Illustrationen... sind von Rafał Szłapa und passen gut zum Thema. Mir gefallen der mittelalterlich anmutende Stil und die vielen kleinen Ornament-Details. Bei der Siegpunktleiste wurde zwar mit der Verspieltheit übertrieben, aber im Großen und Ganzen kann ich sehr gut mit der grafischen Gestaltung leben. Zumal auch die Symbolsprache zweckmäßig und verhältnismäßig leicht zu lernen ist.

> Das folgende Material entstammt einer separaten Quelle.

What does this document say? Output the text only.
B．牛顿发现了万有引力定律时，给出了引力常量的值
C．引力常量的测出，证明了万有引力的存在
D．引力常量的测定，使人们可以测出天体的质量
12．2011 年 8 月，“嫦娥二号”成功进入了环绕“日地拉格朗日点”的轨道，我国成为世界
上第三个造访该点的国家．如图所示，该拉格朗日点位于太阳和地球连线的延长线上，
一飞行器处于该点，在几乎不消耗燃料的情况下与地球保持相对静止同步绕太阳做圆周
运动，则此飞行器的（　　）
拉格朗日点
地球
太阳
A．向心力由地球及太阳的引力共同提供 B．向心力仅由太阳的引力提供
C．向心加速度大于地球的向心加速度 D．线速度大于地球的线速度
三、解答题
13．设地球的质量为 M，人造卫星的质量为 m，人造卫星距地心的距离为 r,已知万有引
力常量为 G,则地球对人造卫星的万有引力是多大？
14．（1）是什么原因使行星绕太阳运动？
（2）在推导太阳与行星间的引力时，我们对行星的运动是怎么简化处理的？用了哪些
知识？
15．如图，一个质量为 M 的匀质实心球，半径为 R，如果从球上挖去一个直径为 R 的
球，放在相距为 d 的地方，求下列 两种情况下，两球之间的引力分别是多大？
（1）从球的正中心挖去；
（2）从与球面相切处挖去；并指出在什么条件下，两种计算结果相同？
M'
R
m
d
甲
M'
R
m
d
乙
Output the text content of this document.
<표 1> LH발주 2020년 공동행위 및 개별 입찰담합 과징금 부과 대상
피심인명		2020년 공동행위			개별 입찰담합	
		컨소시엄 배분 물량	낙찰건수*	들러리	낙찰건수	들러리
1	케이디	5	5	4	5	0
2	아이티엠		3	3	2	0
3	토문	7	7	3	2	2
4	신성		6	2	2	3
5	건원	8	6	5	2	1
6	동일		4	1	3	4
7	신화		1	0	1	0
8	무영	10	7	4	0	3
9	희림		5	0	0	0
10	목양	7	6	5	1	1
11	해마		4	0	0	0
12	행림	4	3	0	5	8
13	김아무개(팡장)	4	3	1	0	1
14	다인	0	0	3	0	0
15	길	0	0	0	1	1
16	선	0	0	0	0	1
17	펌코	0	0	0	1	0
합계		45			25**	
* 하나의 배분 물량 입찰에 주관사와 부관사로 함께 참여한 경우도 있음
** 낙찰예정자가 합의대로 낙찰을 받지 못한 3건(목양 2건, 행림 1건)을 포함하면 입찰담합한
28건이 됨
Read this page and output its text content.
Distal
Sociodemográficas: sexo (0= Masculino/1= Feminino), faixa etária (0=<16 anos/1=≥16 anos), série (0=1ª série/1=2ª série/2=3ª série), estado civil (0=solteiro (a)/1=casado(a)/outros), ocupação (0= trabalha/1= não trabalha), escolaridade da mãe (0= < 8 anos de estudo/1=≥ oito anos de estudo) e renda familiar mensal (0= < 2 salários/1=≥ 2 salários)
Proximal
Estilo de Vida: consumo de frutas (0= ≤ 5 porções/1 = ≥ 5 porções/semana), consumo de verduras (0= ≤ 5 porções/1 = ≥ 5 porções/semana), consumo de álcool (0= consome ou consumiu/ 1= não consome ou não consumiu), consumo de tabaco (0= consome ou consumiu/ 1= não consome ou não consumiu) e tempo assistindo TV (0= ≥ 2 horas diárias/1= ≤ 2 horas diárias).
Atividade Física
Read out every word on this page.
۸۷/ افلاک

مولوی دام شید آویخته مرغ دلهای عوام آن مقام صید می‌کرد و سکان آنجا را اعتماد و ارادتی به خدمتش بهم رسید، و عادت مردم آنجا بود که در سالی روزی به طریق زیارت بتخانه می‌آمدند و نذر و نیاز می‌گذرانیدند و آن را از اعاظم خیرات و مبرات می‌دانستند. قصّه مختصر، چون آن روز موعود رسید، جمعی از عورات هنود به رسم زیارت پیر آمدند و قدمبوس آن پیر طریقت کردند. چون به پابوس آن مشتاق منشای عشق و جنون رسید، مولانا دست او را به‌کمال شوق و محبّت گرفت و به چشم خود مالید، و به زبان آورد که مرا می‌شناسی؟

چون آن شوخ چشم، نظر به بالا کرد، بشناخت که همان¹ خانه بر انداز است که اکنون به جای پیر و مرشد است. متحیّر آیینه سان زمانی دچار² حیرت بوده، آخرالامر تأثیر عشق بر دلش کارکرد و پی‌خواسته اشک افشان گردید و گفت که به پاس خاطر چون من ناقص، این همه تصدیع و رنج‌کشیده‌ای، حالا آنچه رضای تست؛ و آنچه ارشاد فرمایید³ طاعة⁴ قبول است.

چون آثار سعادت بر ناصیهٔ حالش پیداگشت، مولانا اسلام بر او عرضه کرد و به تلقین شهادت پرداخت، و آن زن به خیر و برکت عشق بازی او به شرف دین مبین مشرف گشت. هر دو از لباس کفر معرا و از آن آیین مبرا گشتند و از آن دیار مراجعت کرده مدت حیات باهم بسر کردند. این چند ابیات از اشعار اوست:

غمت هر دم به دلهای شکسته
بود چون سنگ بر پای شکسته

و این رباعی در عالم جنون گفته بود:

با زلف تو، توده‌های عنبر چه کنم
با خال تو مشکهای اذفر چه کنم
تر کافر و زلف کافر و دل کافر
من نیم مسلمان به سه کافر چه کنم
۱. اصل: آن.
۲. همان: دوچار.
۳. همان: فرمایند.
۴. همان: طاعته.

Ausstattung... bietet echte Highlights, denn die einzelnen Lettern sind aus Holz – auch wenn sie historisch korrekt eigentlich aus Blei sein müssten, wie ich im Gutenberg-Museum gelernt habe. Die persönlichen Tableaus sind ebenfalls eine haptische Freude, weil dort im Spielverlauf Zahnräder positioniert werden, die dann um kleine Holzkuben rotieren. Der Rest ist klassische Euro-Kost: ein großer doppelseitig bedruckter Spielplan, Sichtschirme, Planungsmarker, Planungstafeln sowie viele Karten (Aufträge, Verbesserungen, Belohnungen...) und viel Pappe (Tinte, Geld, Charakterplättchen...). Das ganze Material kann in den beigefügten kleinen Pappschachteln aufbewahrt werden. Denn wie schon bei ZWERGAR hat der ursprüngliche Granna Verlag vollständig auf Plastikkram verzichtet, was eben auch Zipp-Tütchen einschließt. Und wie es heutzutage üblich ist, wird übrigens auch das Solo-Spiel mithilfe eines Automa-Kartendecks ermöglicht.
Ablauf... Das spielerische Herzstück von GUTENBERG ist die Planungsphase, welche man als verkappte geheime Auktion beschreiben könnte. Denn in dieser Phase setze ich zeitgleich mit meinen Mitspielenden meine Planungsmarker für die fünf nachfolgenden Aktionen. Das mache ich geheim hinter meinem Sichtschirm, so dass die anderen nicht wissen, was ich für Pläne schmiede. Wenn alle damit fertig sind, werden die Sichtschirme gelüftet und in der nächsten Spielphase werden nun die einzelnen Planbereiche in Worker-Placement-Manier abgehandelt. Wer in welchem Bereich zuerst agieren darf, bestimmt die Anzahl der vorher gesetzten Planungsmarker. Möchte ich bspw. also zuerst Zugriff auf die ausliegenden Aufträge haben, dann muss ich viele Planungsmarker für diesen Bereich investieren. Bei Gleichstand der Marker hat immer die startende Person Erstzugriff. Allerdings muss diese auch mit dem Malus leben, weniger Planungsmarker zur Verfügung zu haben.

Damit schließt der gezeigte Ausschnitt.